Lao Yang convint que, compte tenu de notre manque d’options, c’était le meilleur plan d’action. Nous remîmes Maître Liang sur ses pieds et chargeâmes nos armes. Puis, Lao Yang prit la tête et les dents serrées, nous descendîmes tous trois le chemin qui menait vers les profondeurs du réseau de cadavres.

Les traces de notre précédent passage étaient toujours là. Je me souvins de plusieurs endroits où Lao Yang s’était enfoncé un peu plus dans la boue, laissant de profondes empreintes de pas. Nous suivîmes donc ces traces et constatâmes, comme c’était à prévoir, qu’il n’y avait pas de bifurcation. Mais alors que nous continuions à progresser, j’eus soudain l’impression que quelque chose n’était pas normal. Pourquoi une telle différence dans l’état de décomposition de ces corps ? Certains étaient si décomposés que les os manquaient, tandis que sur d’autres, on voyait encore de la chair. Alors que j’étais sur le point d’arrêter mon trio pour y regarder de plus près, il y eut un grand « bang », puis un squelette sur le sol se disloqua et son crâne roula au loin. J’en fus si effrayé que j’eus un léger sursaut et alors que je me retournais, j’entendis un « pouf » et pour la troisième fois, la torche que je tenais à la main s’éteignit.

Me rappelant ce qui s’était passé la fois précédente, je m’accroupis aussitôt mais au même moment, j’entendis une forte agitation sur le côté et Lao Yang nous cria :

― Putain oui ! Je le tiens !

Notes explicatives :

(1) Bouddha Amitabha, le Bouddha du paradis occidental.
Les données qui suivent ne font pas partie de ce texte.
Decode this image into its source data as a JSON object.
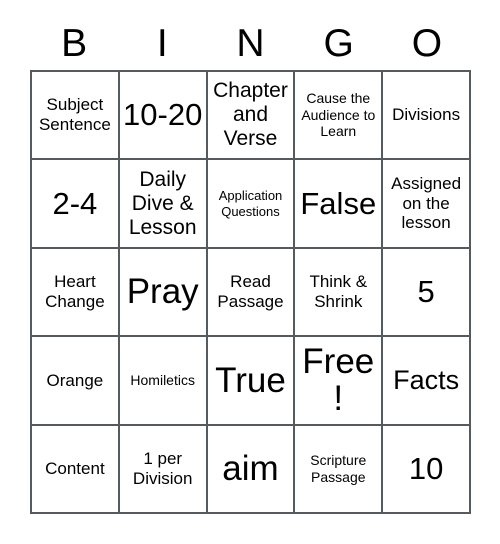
{
  "card": {
    "title": "BINGO",
    "columns": [
      "B",
      "I",
      "N",
      "G",
      "O"
    ],
    "colors": {
      "background": "#ffffff",
      "cell_background": "#ffffff",
      "border": "#555a5e",
      "text": "#000000"
    },
    "rows": [
      [
        {
          "text": "Subject Sentence",
          "size": "md"
        },
        {
          "text": "10-20",
          "size": "2xl"
        },
        {
          "text": "Chapter and Verse",
          "size": "lg"
        },
        {
          "text": "Cause the Audience to Learn",
          "size": "sm"
        },
        {
          "text": "Divisions",
          "size": "md"
        }
      ],
      [
        {
          "text": "2-4",
          "size": "2xl"
        },
        {
          "text": "Daily Dive & Lesson",
          "size": "lg"
        },
        {
          "text": "Application Questions",
          "size": "xs"
        },
        {
          "text": "False",
          "size": "2xl"
        },
        {
          "text": "Assigned on the lesson",
          "size": "md"
        }
      ],
      [
        {
          "text": "Heart Change",
          "size": "md"
        },
        {
          "text": "Pray",
          "size": "3xl"
        },
        {
          "text": "Read Passage",
          "size": "md"
        },
        {
          "text": "Think & Shrink",
          "size": "md"
        },
        {
          "text": "5",
          "size": "2xl"
        }
      ],
      [
        {
          "text": "Orange",
          "size": "md"
        },
        {
          "text": "Homiletics",
          "size": "sm"
        },
        {
          "text": "True",
          "size": "3xl"
        },
        {
          "text": "Free!",
          "size": "3xl"
        },
        {
          "text": "Facts",
          "size": "xl"
        }
      ],
      [
        {
          "text": "Content",
          "size": "md"
        },
        {
          "text": "1 per Division",
          "size": "md"
        },
        {
          "text": "aim",
          "size": "3xl"
        },
        {
          "text": "Scripture Passage",
          "size": "sm"
        },
        {
          "text": "10",
          "size": "2xl"
        }
      ]
    ]
  }
}
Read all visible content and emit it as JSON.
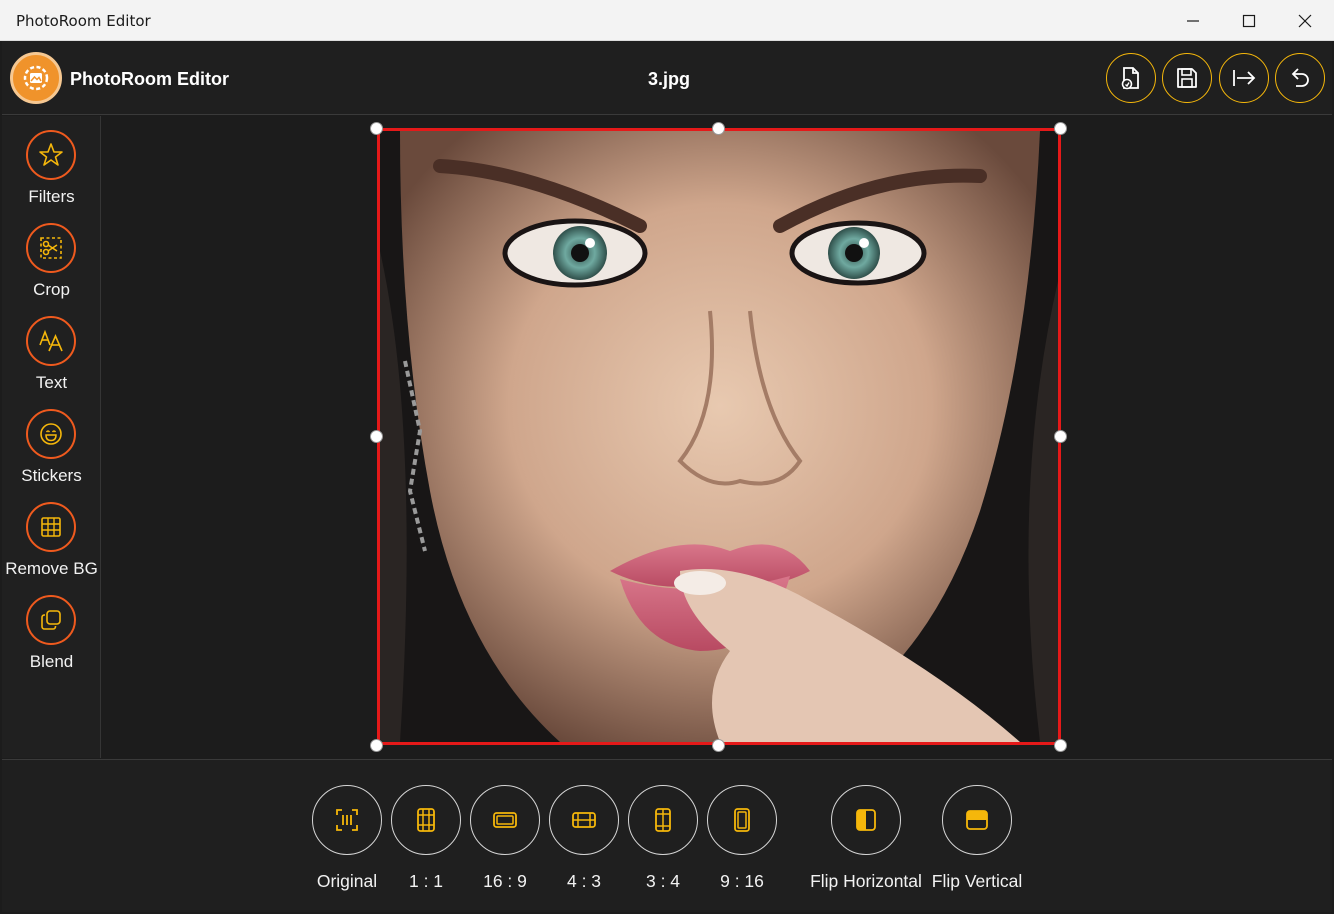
{
  "window": {
    "title": "PhotoRoom Editor",
    "minimize_icon": "minimize-icon",
    "maximize_icon": "maximize-icon",
    "close_icon": "close-icon"
  },
  "header": {
    "app_name": "PhotoRoom Editor",
    "file_name": "3.jpg",
    "actions": [
      {
        "name": "save-as-button",
        "icon": "file-save-icon"
      },
      {
        "name": "save-button",
        "icon": "floppy-disk-icon"
      },
      {
        "name": "export-button",
        "icon": "arrow-right-bar-icon"
      },
      {
        "name": "undo-button",
        "icon": "undo-icon"
      }
    ]
  },
  "sidebar": {
    "items": [
      {
        "label": "Filters",
        "icon": "star-icon"
      },
      {
        "label": "Crop",
        "icon": "crop-scissors-icon"
      },
      {
        "label": "Text",
        "icon": "text-aa-icon"
      },
      {
        "label": "Stickers",
        "icon": "smiley-icon"
      },
      {
        "label": "Remove BG",
        "icon": "grid-icon"
      },
      {
        "label": "Blend",
        "icon": "layers-copy-icon"
      }
    ]
  },
  "canvas": {
    "image_alt": "Portrait photo of a woman with green eyes and pink lips"
  },
  "crop_options": [
    {
      "label": "Original",
      "icon": "crop-original-icon"
    },
    {
      "label": "1 : 1",
      "icon": "crop-1-1-icon"
    },
    {
      "label": "16 : 9",
      "icon": "crop-16-9-icon"
    },
    {
      "label": "4 : 3",
      "icon": "crop-4-3-icon"
    },
    {
      "label": "3 : 4",
      "icon": "crop-3-4-icon"
    },
    {
      "label": "9 : 16",
      "icon": "crop-9-16-icon"
    },
    {
      "label": "Flip Horizontal",
      "icon": "flip-horizontal-icon"
    },
    {
      "label": "Flip Vertical",
      "icon": "flip-vertical-icon"
    }
  ],
  "colors": {
    "accent_orange": "#ef5a1e",
    "accent_yellow": "#f5b70b",
    "crop_border": "#e51919",
    "background": "#1c1c1c"
  }
}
Peut aussi être utilisé comme mantra : “que le seigneur Bouddha nous préserve !” ou “Bouddha miséricordieux !”.

(2) Lorsque les pilleurs de tombes entrent dans une tombe, ils doivent mettre une bougie dans le coin sud-ouest, étant entendu que si un fantôme souffle sur la bougie, ils doivent tout remettre en place et partir.

(3) Le Qinggong est un style d’arts martiaux chinois. Il s’agit d’une technique d’entraînement pour sauter de surfaces verticales (elle a influencé le développement du parkour). Dans les fictions wuxia, le qinggong est généralement décrit comme étant capable de se déplacer rapidement et légèrement à une vitesse surhumaine, et d’effectuer des mouvements défiant la gravité, comme glisser sur l’eau, escalader de hauts murs et monter aux arbres.